In this 1920s kitchen remodel, architect Michael Howells proves that tradition and modernity can coexist harmoniously.
The house, located in Northeast Portland, has been called home for over forty years by a psychotherapist. After being coaxed by her three grown children (all of whom were raised in the home) to remodel the kitchen, she decided to take on the challenge with friend and local architect Howells (a Remodelista Architect and Design Directory member). Here he shares some of the logistics and inspiration behind updating the kitchen of an older home. He also offers his insight on what is paramount for a successful remodel.
RM: What was your main source of inspiration for this project?
Michael Howells: My concept for this kitchen is a "take" on the classic English scullery; bringing a little Downton Abbey flavor to this kitchen renovation, but also working clean modern lines into the design to give a timeless beauty and maximize functionality in a small space. The house is an elegant 1920s English-influenced Portland home, so that was my starting point. The traditional English influence comes through in the royal blue, black, and white color scheme, period-reproduction pulls and lighting, and a Shaws apron sink. Modern appliances, refined lines and a bold wall of tile bring the kitchen into the present.
Above: Blue Opal tiles by Heath Ceramics create the bold backdrop.
Above: The cabinets were designed by Howells and fabricated by Wolf and Son, a local cabinetmaker in Portland. The panelized doors refer to traditional door construction, says Howells. Doors used to be made by infilling a frame with a panel that was made up of side-by-side boards. In this case, the panel is flush with the surrounding frame, conjuring modernity.
Above: The kitchen and adjoining breakfast room before the remodel.
Above: The size of the renovated space, inclusive of breakfast room, is approximately 9 by 27 feet. All appliances are by Jenn-Air.
RM: Did you repurpose anything from the former kitchen?
Howells: Nothing was repurposed. The old kitchen dated to the 1960s/70s and was not original to the home, nor in good shape. As with most of our kitchens, we took the opportunity to upgrade the home’s hot water heater to a gas-fired, tankless, on-demand unit—an adjustment that affords a significant reduction in energy use relative to a conventional American-style hot water heater.
RM: Is there a detail you are most proud of in the new finished space?
Howells: I love the way the colors work together. The owner is particularly happy with the windows at the sink, and the way the kitchen and breakfast room open to each other. The kitchen is light and bright and bold, which really helps in the Portland climate.
RM: What would be your main advice for someone about to embark on a similar project?
Howells: I have three main pieces of advice, which all have to do with hiring the right professional:
I think the best projects come from placing trust in the person you are hiring and taking at least a little risk, rather than using the architect as a drafting service.

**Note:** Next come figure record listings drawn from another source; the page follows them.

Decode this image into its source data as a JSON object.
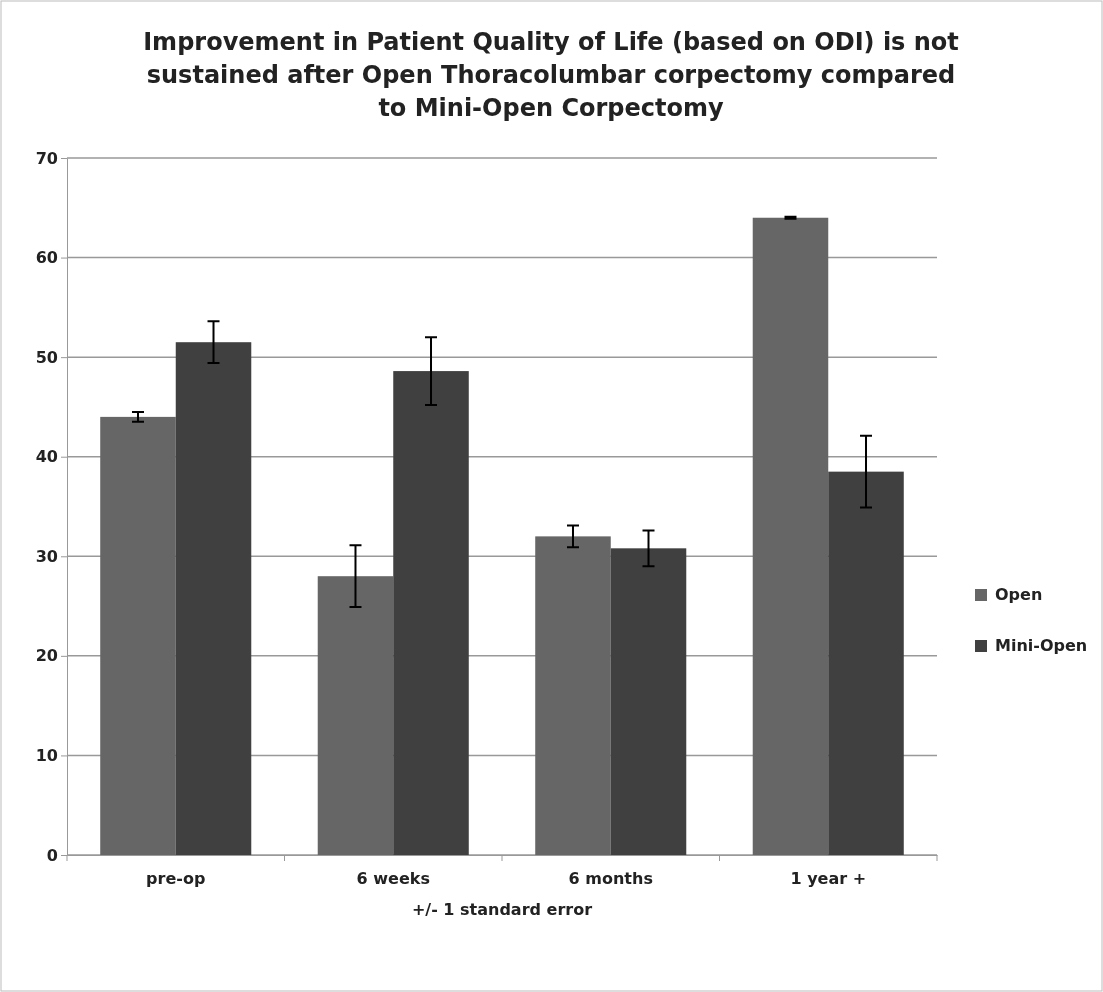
{
  "chart_data": {
    "type": "bar",
    "title": "Improvement in Patient Quality of Life (based on ODI)  is not sustained after Open Thoracolumbar corpectomy compared to Mini-Open  Corpectomy",
    "xlabel": "+/- 1 standard error",
    "categories": [
      "pre-op",
      "6 weeks",
      "6 months",
      "1 year +"
    ],
    "series": [
      {
        "name": "Open",
        "color": "#666666",
        "values": [
          44,
          28,
          32,
          64
        ],
        "errors": [
          0.5,
          3.1,
          1.1,
          0.1
        ]
      },
      {
        "name": "Mini-Open",
        "color": "#404040",
        "values": [
          51.5,
          48.6,
          30.8,
          38.5
        ],
        "errors": [
          2.1,
          3.4,
          1.8,
          3.6
        ]
      }
    ],
    "ylim": [
      0,
      70
    ],
    "yticks": [
      0,
      10,
      20,
      30,
      40,
      50,
      60,
      70
    ],
    "grid": "y",
    "legend": "right"
  }
}
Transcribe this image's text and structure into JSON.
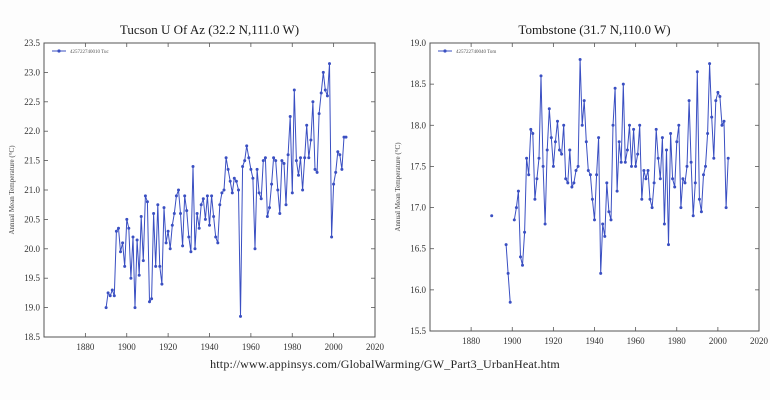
{
  "caption": {
    "url": "http://www.appinsys.com/GlobalWarming/GW_Part3_UrbanHeat.htm"
  },
  "chart_data": [
    {
      "type": "line",
      "title": "Tucson U Of Az (32.2 N,111.0 W)",
      "ylabel": "Annual Mean Temperature (°C)",
      "xlabel": "",
      "xlim": [
        1860,
        2020
      ],
      "ylim": [
        18.5,
        23.5
      ],
      "xticks": [
        "1880",
        "1900",
        "1920",
        "1940",
        "1960",
        "1980",
        "2000",
        "2020"
      ],
      "yticks": [
        "18.5",
        "19.0",
        "19.5",
        "20.0",
        "20.5",
        "21.0",
        "21.5",
        "22.0",
        "22.5",
        "23.0",
        "23.5"
      ],
      "grid": false,
      "legend_position": "top-left",
      "color": "#3a4fc2",
      "series": [
        {
          "name": "425722740010 Tuc",
          "x": [
            1890,
            1891,
            1892,
            1893,
            1894,
            1895,
            1896,
            1897,
            1898,
            1899,
            1900,
            1901,
            1902,
            1903,
            1904,
            1905,
            1906,
            1907,
            1908,
            1909,
            1910,
            1911,
            1912,
            1913,
            1914,
            1915,
            1916,
            1917,
            1918,
            1919,
            1920,
            1921,
            1922,
            1923,
            1924,
            1925,
            1926,
            1927,
            1928,
            1929,
            1930,
            1931,
            1932,
            1933,
            1934,
            1935,
            1936,
            1937,
            1938,
            1939,
            1940,
            1941,
            1942,
            1943,
            1944,
            1945,
            1946,
            1947,
            1948,
            1949,
            1950,
            1951,
            1952,
            1953,
            1954,
            1955,
            1956,
            1957,
            1958,
            1959,
            1960,
            1961,
            1962,
            1963,
            1964,
            1965,
            1966,
            1967,
            1968,
            1969,
            1970,
            1971,
            1972,
            1973,
            1974,
            1975,
            1976,
            1977,
            1978,
            1979,
            1980,
            1981,
            1982,
            1983,
            1984,
            1985,
            1986,
            1987,
            1988,
            1989,
            1990,
            1991,
            1992,
            1993,
            1994,
            1995,
            1996,
            1997,
            1998,
            1999,
            2000,
            2001,
            2002,
            2003,
            2004,
            2005
          ],
          "y": [
            19.0,
            19.25,
            19.2,
            19.3,
            19.2,
            20.3,
            20.35,
            19.95,
            20.1,
            19.7,
            20.5,
            20.35,
            19.5,
            20.2,
            19.0,
            20.15,
            19.55,
            20.55,
            19.8,
            20.9,
            20.8,
            19.1,
            19.15,
            20.6,
            19.7,
            20.75,
            19.7,
            19.4,
            20.7,
            20.1,
            20.3,
            20.0,
            20.4,
            20.6,
            20.9,
            21.0,
            20.6,
            20.05,
            20.9,
            20.65,
            20.2,
            19.95,
            21.4,
            20.0,
            20.6,
            20.35,
            20.75,
            20.85,
            20.5,
            20.9,
            20.4,
            20.9,
            20.55,
            20.2,
            20.1,
            20.75,
            20.95,
            21.0,
            21.55,
            21.35,
            21.15,
            20.95,
            21.2,
            21.15,
            21.0,
            18.85,
            21.4,
            21.5,
            21.75,
            21.55,
            21.35,
            21.2,
            20.0,
            21.35,
            20.95,
            20.85,
            21.5,
            21.55,
            20.55,
            20.7,
            21.1,
            21.55,
            21.5,
            21.0,
            20.6,
            21.5,
            21.45,
            20.75,
            21.6,
            22.25,
            20.95,
            22.7,
            21.5,
            21.25,
            21.55,
            21.0,
            21.55,
            22.1,
            21.55,
            21.85,
            22.5,
            21.35,
            21.3,
            22.3,
            22.65,
            23.0,
            22.7,
            22.6,
            23.15,
            20.2,
            21.1,
            21.3,
            21.65,
            21.6,
            21.35,
            21.9
          ],
          "extra_point": {
            "x": 2006,
            "y": 21.9
          }
        }
      ]
    },
    {
      "type": "line",
      "title": "Tombstone (31.7 N,110.0 W)",
      "ylabel": "Annual Mean Temperature (°C)",
      "xlabel": "",
      "xlim": [
        1860,
        2020
      ],
      "ylim": [
        15.5,
        19.0
      ],
      "xticks": [
        "1880",
        "1900",
        "1920",
        "1940",
        "1960",
        "1980",
        "2000",
        "2020"
      ],
      "yticks": [
        "15.5",
        "16.0",
        "16.5",
        "17.0",
        "17.5",
        "18.0",
        "18.5",
        "19.0"
      ],
      "grid": false,
      "legend_position": "top-left",
      "color": "#3a4fc2",
      "series": [
        {
          "name": "425722740040 Tom",
          "segments": [
            {
              "x": [
                1890
              ],
              "y": [
                16.9
              ]
            },
            {
              "x": [
                1897,
                1898,
                1899
              ],
              "y": [
                16.55,
                16.2,
                15.85
              ]
            },
            {
              "x": [
                1901,
                1902,
                1903,
                1904,
                1905,
                1906,
                1907,
                1908,
                1909,
                1910,
                1911,
                1912,
                1913,
                1914,
                1915,
                1916,
                1917,
                1918,
                1919,
                1920,
                1921,
                1922,
                1923,
                1924,
                1925,
                1926,
                1927,
                1928,
                1929,
                1930,
                1931,
                1932,
                1933,
                1934,
                1935,
                1936,
                1937,
                1938,
                1939,
                1940,
                1941,
                1942,
                1943,
                1944,
                1945,
                1946,
                1947,
                1948,
                1949,
                1950,
                1951,
                1952,
                1953,
                1954,
                1955,
                1956,
                1957,
                1958,
                1959,
                1960,
                1961,
                1962,
                1963,
                1964,
                1965,
                1966,
                1967,
                1968,
                1969,
                1970,
                1971,
                1972,
                1973,
                1974,
                1975,
                1976,
                1977,
                1978,
                1979,
                1980,
                1981,
                1982,
                1983,
                1984,
                1985,
                1986,
                1987,
                1988,
                1989,
                1990,
                1991,
                1992,
                1993,
                1994,
                1995,
                1996,
                1997,
                1998,
                1999,
                2000,
                2001,
                2002,
                2003,
                2004,
                2005
              ],
              "y": [
                16.85,
                17.0,
                17.2,
                16.4,
                16.3,
                16.7,
                17.6,
                17.4,
                17.95,
                17.9,
                17.1,
                17.35,
                17.6,
                18.6,
                17.5,
                16.8,
                17.7,
                18.2,
                17.85,
                17.5,
                17.8,
                18.05,
                17.7,
                17.65,
                18.0,
                17.35,
                17.3,
                17.7,
                17.25,
                17.3,
                17.45,
                17.5,
                18.8,
                18.0,
                18.3,
                17.8,
                17.45,
                17.4,
                17.1,
                16.85,
                17.4,
                17.85,
                16.2,
                16.8,
                16.65,
                17.3,
                16.95,
                16.85,
                18.0,
                18.45,
                17.2,
                17.8,
                17.55,
                18.5,
                17.55,
                17.7,
                18.0,
                17.5,
                17.95,
                17.5,
                17.65,
                18.0,
                17.1,
                17.45,
                17.35,
                17.45,
                17.1,
                17.0,
                17.3,
                17.95,
                17.6,
                17.35,
                17.85,
                16.8,
                17.7,
                16.55,
                17.9,
                17.35,
                17.25,
                17.8,
                18.0,
                17.0,
                17.35,
                17.3,
                17.5,
                18.3,
                17.55,
                16.9,
                17.3,
                18.65,
                17.1,
                16.95,
                17.4,
                17.5,
                17.9,
                18.75,
                18.1,
                17.6,
                18.3,
                18.4,
                18.35,
                18.0,
                18.05,
                17.0,
                17.6
              ]
            }
          ]
        }
      ]
    }
  ]
}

This goes back to my favorite thing about this project: the client's trust in me and willingness to take a risk and let me put ideas on the table.

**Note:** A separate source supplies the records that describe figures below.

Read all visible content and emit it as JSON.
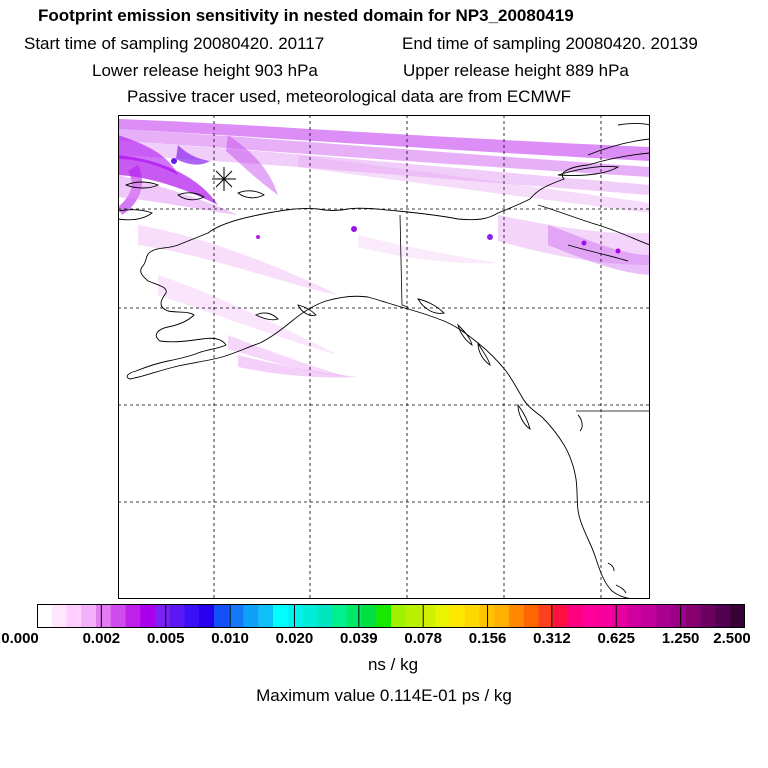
{
  "header": {
    "title": "Footprint emission sensitivity in nested domain for NP3_20080419",
    "start_time": "Start time of sampling 20080420. 20117",
    "end_time": "End time of sampling 20080420. 20139",
    "lower_release": "Lower release height  903 hPa",
    "upper_release": "Upper release height  889 hPa",
    "tracer_info": "Passive tracer used, meteorological data are from ECMWF"
  },
  "colorbar": {
    "ticks": [
      "0.000",
      "0.002",
      "0.005",
      "0.010",
      "0.020",
      "0.039",
      "0.078",
      "0.156",
      "0.312",
      "0.625",
      "1.250",
      "2.500"
    ],
    "colors": [
      "#ffffff",
      "#ffe8ff",
      "#ffd0ff",
      "#f4b0f8",
      "#e27cf0",
      "#d04cec",
      "#be22ea",
      "#aa00ee",
      "#7a22f2",
      "#5a18f4",
      "#3a10f4",
      "#2800f0",
      "#1450f8",
      "#1478f8",
      "#10a0fa",
      "#10c0f8",
      "#00ffff",
      "#00f4ee",
      "#00ecd8",
      "#00e4c0",
      "#00f090",
      "#00e868",
      "#00e040",
      "#18e800",
      "#a0f000",
      "#b8f000",
      "#d0f000",
      "#e8f400",
      "#ffe800",
      "#ffd800",
      "#ffc400",
      "#ffb000",
      "#ff8800",
      "#ff6600",
      "#ff4020",
      "#ff1040",
      "#ff0080",
      "#ff0098",
      "#f8009c",
      "#e800a0",
      "#d000a0",
      "#c00098",
      "#a80090",
      "#9a0088",
      "#880070",
      "#6a0060",
      "#520050",
      "#3a0038"
    ],
    "unit": "ns / kg"
  },
  "max_value": "Maximum value  0.114E-01 ps / kg"
}
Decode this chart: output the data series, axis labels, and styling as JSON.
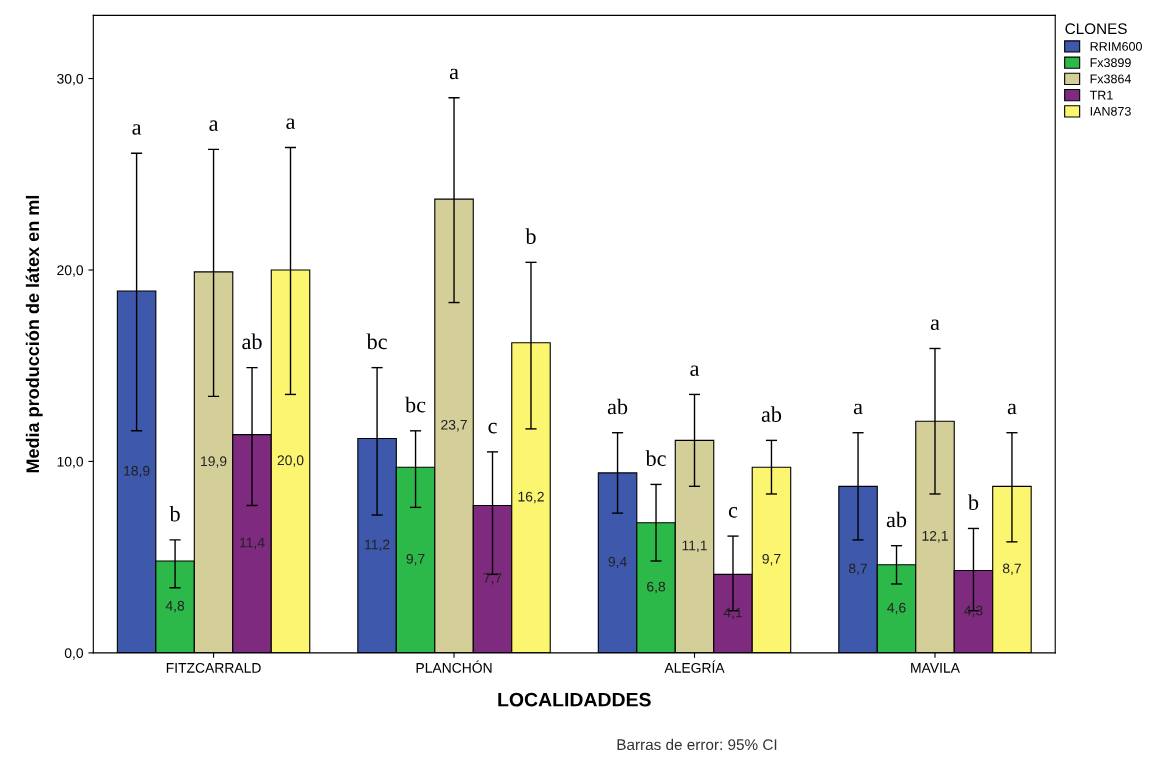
{
  "chart_data": {
    "type": "bar",
    "xlabel": "LOCALIDADDES",
    "ylabel": "Media producción de látex en ml",
    "legend_title": "CLONES",
    "categories": [
      "FITZCARRALD",
      "PLANCHÓN",
      "ALEGRÍA",
      "MAVILA"
    ],
    "series": [
      {
        "name": "RRIM600",
        "color": "#3e58ac",
        "values": [
          18.9,
          11.2,
          9.4,
          8.7
        ],
        "value_labels": [
          "18,9",
          "11,2",
          "9,4",
          "8,7"
        ],
        "errors": [
          [
            11.6,
            26.1
          ],
          [
            7.2,
            14.9
          ],
          [
            7.3,
            11.5
          ],
          [
            5.9,
            11.5
          ]
        ]
      },
      {
        "name": "Fx3899",
        "color": "#2db84a",
        "values": [
          4.8,
          9.7,
          6.8,
          4.6
        ],
        "value_labels": [
          "4,8",
          "9,7",
          "6,8",
          "4,6"
        ],
        "errors": [
          [
            3.4,
            5.9
          ],
          [
            7.6,
            11.6
          ],
          [
            4.8,
            8.8
          ],
          [
            3.6,
            5.6
          ]
        ]
      },
      {
        "name": "Fx3864",
        "color": "#d4ce98",
        "values": [
          19.9,
          23.7,
          11.1,
          12.1
        ],
        "value_labels": [
          "19,9",
          "23,7",
          "11,1",
          "12,1"
        ],
        "errors": [
          [
            13.4,
            26.3
          ],
          [
            18.3,
            29.0
          ],
          [
            8.7,
            13.5
          ],
          [
            8.3,
            15.9
          ]
        ]
      },
      {
        "name": "TR1",
        "color": "#7d2a7f",
        "values": [
          11.4,
          7.7,
          4.1,
          4.3
        ],
        "value_labels": [
          "11,4",
          "7,7",
          "4,1",
          "4,3"
        ],
        "errors": [
          [
            7.7,
            14.9
          ],
          [
            4.1,
            10.5
          ],
          [
            2.2,
            6.1
          ],
          [
            2.2,
            6.5
          ]
        ]
      },
      {
        "name": "IAN873",
        "color": "#fbf56f",
        "values": [
          20.0,
          16.2,
          9.7,
          8.7
        ],
        "value_labels": [
          "20,0",
          "16,2",
          "9,7",
          "8,7"
        ],
        "errors": [
          [
            13.5,
            26.4
          ],
          [
            11.7,
            20.4
          ],
          [
            8.3,
            11.1
          ],
          [
            5.8,
            11.5
          ]
        ]
      }
    ],
    "ylim": [
      0,
      33.3
    ],
    "yticks": [
      {
        "value": 0,
        "label": "0,0"
      },
      {
        "value": 10,
        "label": "10,0"
      },
      {
        "value": 20,
        "label": "20,0"
      },
      {
        "value": 30,
        "label": "30,0"
      }
    ],
    "grid": false,
    "legend": "top right",
    "annotations": [
      "a",
      "b",
      "a",
      "ab",
      "a",
      "bc",
      "bc",
      "a",
      "c",
      "b",
      "ab",
      "bc",
      "a",
      "c",
      "ab",
      "a",
      "ab",
      "a",
      "b",
      "a",
      "Barras de error: 95% CI"
    ]
  }
}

Pick your professional carefully: If you hire an architect or designer, be sure he or she sees the attributes of your home and not just the weaknesses you want addressed. For example, it's obvious that this kitchen needed updating. But there's a lot of soul in this house. It's a graceful old Portland home and its owner has been happy here for some 40 years and raised her kids here. Her whole family was invested in her remodel ,and it was exciting to come up with something that could do justice to the expense and the occasion.
Lastly, find someone who is solid on the follow-through. A real architect is there during construction, closely monitoring every step. A kitchen remodel should be taken very seriously by whomever you hire.
N.B. Howells carefully considered the environment during each phase of the renovation: All former appliances and plumbing fixtures went to the Rebuilding Center in Portland, a nonprofit organization; all wood materials were recycled at Portland Wood Waste Management; and all concrete and cardboard were recycled through the city.